Here’s a new draft paper on ten years of FOI by myself and Robert Hazell Ten Years of FOI SSRN

The UK’s FOI Act came into force in 2005. Three linked research projects were conducted to evaluate its overall impact, and assess to what extent FOI has met its objectives across central and local government and parliament. They conclude that FOI has met its ‘core’ objectives, making central government more transparent and accountable. However, it has not improved decision-making, public understanding, participation or trust. Nor has FOI significantly changed how government works, despite politicians’ fears of a chilling effect. The article concludes with a look at key issues that will shape the future of FOI.

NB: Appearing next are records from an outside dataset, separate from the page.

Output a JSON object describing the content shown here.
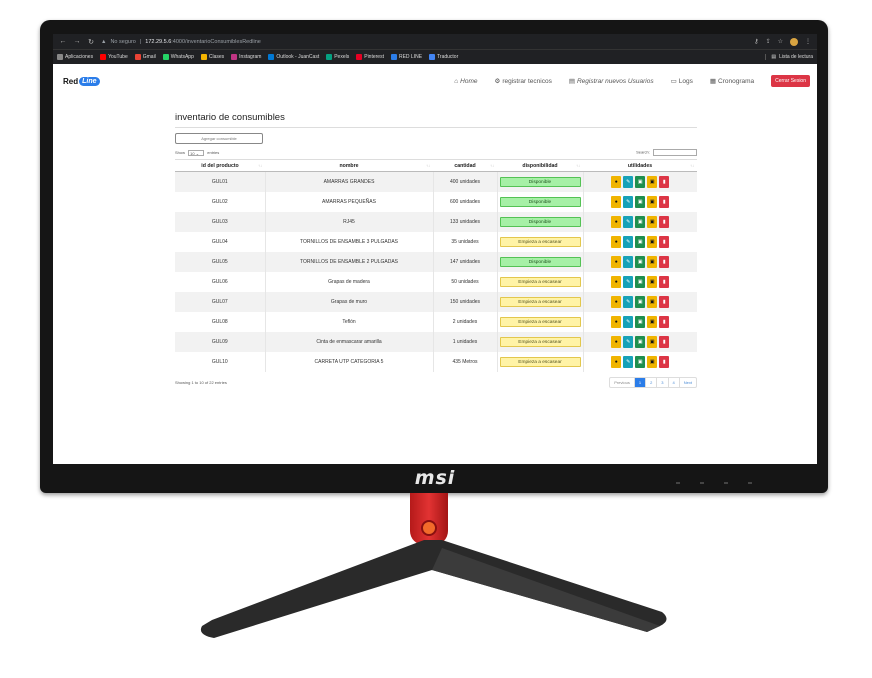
{
  "browser": {
    "security_label": "No seguro",
    "url_host": "172.29.5.6",
    "url_path": ":4000/inventarioConsumiblesRedline",
    "bookmarks": [
      {
        "label": "Aplicaciones",
        "color": "#888888"
      },
      {
        "label": "YouTube",
        "color": "#ff0000"
      },
      {
        "label": "Gmail",
        "color": "#ea4335"
      },
      {
        "label": "WhatsApp",
        "color": "#25d366"
      },
      {
        "label": "Clases",
        "color": "#f4b400"
      },
      {
        "label": "Instagram",
        "color": "#c13584"
      },
      {
        "label": "Outlook - JuanCast",
        "color": "#0078d4"
      },
      {
        "label": "Pexels",
        "color": "#05a081"
      },
      {
        "label": "Pinterest",
        "color": "#e60023"
      },
      {
        "label": "RED LINE",
        "color": "#2b7de9"
      },
      {
        "label": "Traductor",
        "color": "#4285f4"
      }
    ],
    "reading_list": "Lista de lectura"
  },
  "navbar": {
    "logo_text": "Red",
    "logo_pill": "Line",
    "home": "Home",
    "registrar_tecnicos": "registrar tecnicos",
    "registrar_usuarios": "Registrar nuevos Usuarios",
    "logs": "Logs",
    "cronograma": "Cronograma",
    "logout": "Cerrar Sesion"
  },
  "page": {
    "title": "inventario de consumibles",
    "add_button": "Agregar consumible",
    "show_label": "Show",
    "entries_value": "10",
    "entries_label": "entries",
    "search_label": "Search:",
    "info": "Showing 1 to 10 of 22 entries"
  },
  "table": {
    "headers": [
      "id del producto",
      "nombre",
      "cantidad",
      "disponibilidad",
      "utilidades"
    ],
    "rows": [
      {
        "id": "GUL01",
        "nombre": "AMARRAS GRANDES",
        "cantidad": "400 unidades",
        "disponibilidad": "Disponible",
        "status": "green"
      },
      {
        "id": "GUL02",
        "nombre": "AMARRAS PEQUEÑAS",
        "cantidad": "600 unidades",
        "disponibilidad": "Disponible",
        "status": "green"
      },
      {
        "id": "GUL03",
        "nombre": "RJ45",
        "cantidad": "133 unidades",
        "disponibilidad": "Disponible",
        "status": "green"
      },
      {
        "id": "GUL04",
        "nombre": "TORNILLOS DE ENSAMBLE 3 PULGADAS",
        "cantidad": "35 unidades",
        "disponibilidad": "Empieza a escasear",
        "status": "yellow"
      },
      {
        "id": "GUL05",
        "nombre": "TORNILLOS DE ENSAMBLE 2 PULGADAS",
        "cantidad": "147 unidades",
        "disponibilidad": "Disponible",
        "status": "green"
      },
      {
        "id": "GUL06",
        "nombre": "Grapas de madera",
        "cantidad": "50 unidades",
        "disponibilidad": "Empieza a escasear",
        "status": "yellow"
      },
      {
        "id": "GUL07",
        "nombre": "Grapas de muro",
        "cantidad": "150 unidades",
        "disponibilidad": "Empieza a escasear",
        "status": "yellow"
      },
      {
        "id": "GUL08",
        "nombre": "Teflón",
        "cantidad": "2 unidades",
        "disponibilidad": "Empieza a escasear",
        "status": "yellow"
      },
      {
        "id": "GUL09",
        "nombre": "Cinta de enmascarar amarilla",
        "cantidad": "1 unidades",
        "disponibilidad": "Empieza a escasear",
        "status": "yellow"
      },
      {
        "id": "GUL10",
        "nombre": "CARRETA UTP CATEGORIA 5",
        "cantidad": "435 Metros",
        "disponibilidad": "Empieza a escasear",
        "status": "yellow"
      }
    ]
  },
  "pagination": {
    "previous": "Previous",
    "pages": [
      "1",
      "2",
      "3",
      "4"
    ],
    "next": "Next"
  },
  "monitor": {
    "brand": "msi"
  }
}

For those of you who can’t wait, here’s the conclusion:


FOI ‘tells a transformative narrative’ as ‘transparency enables – and, indeed forces [a] virtuous chain of events’ towards more accountable and democratic government (2015, 151). FOI has made British government more transparent and increased accountability. FOI’s very unpredictability may be a powerful force for enforcing behaviour by anticipated reactions (Prat 2006).

Its deeper impact on democracy is less clear. This is not because FOI has failed but simply because shifting levels of participation and public trust, are complex and FOI alone is unlikely to make a difference. If it hasn’t realised all its supporters’ hopes, it has not realised the fears of others. It has not had any significant impact on the decision-making process or some of the key constitutional conventions. Nor does it appear to have led to a chilling effect.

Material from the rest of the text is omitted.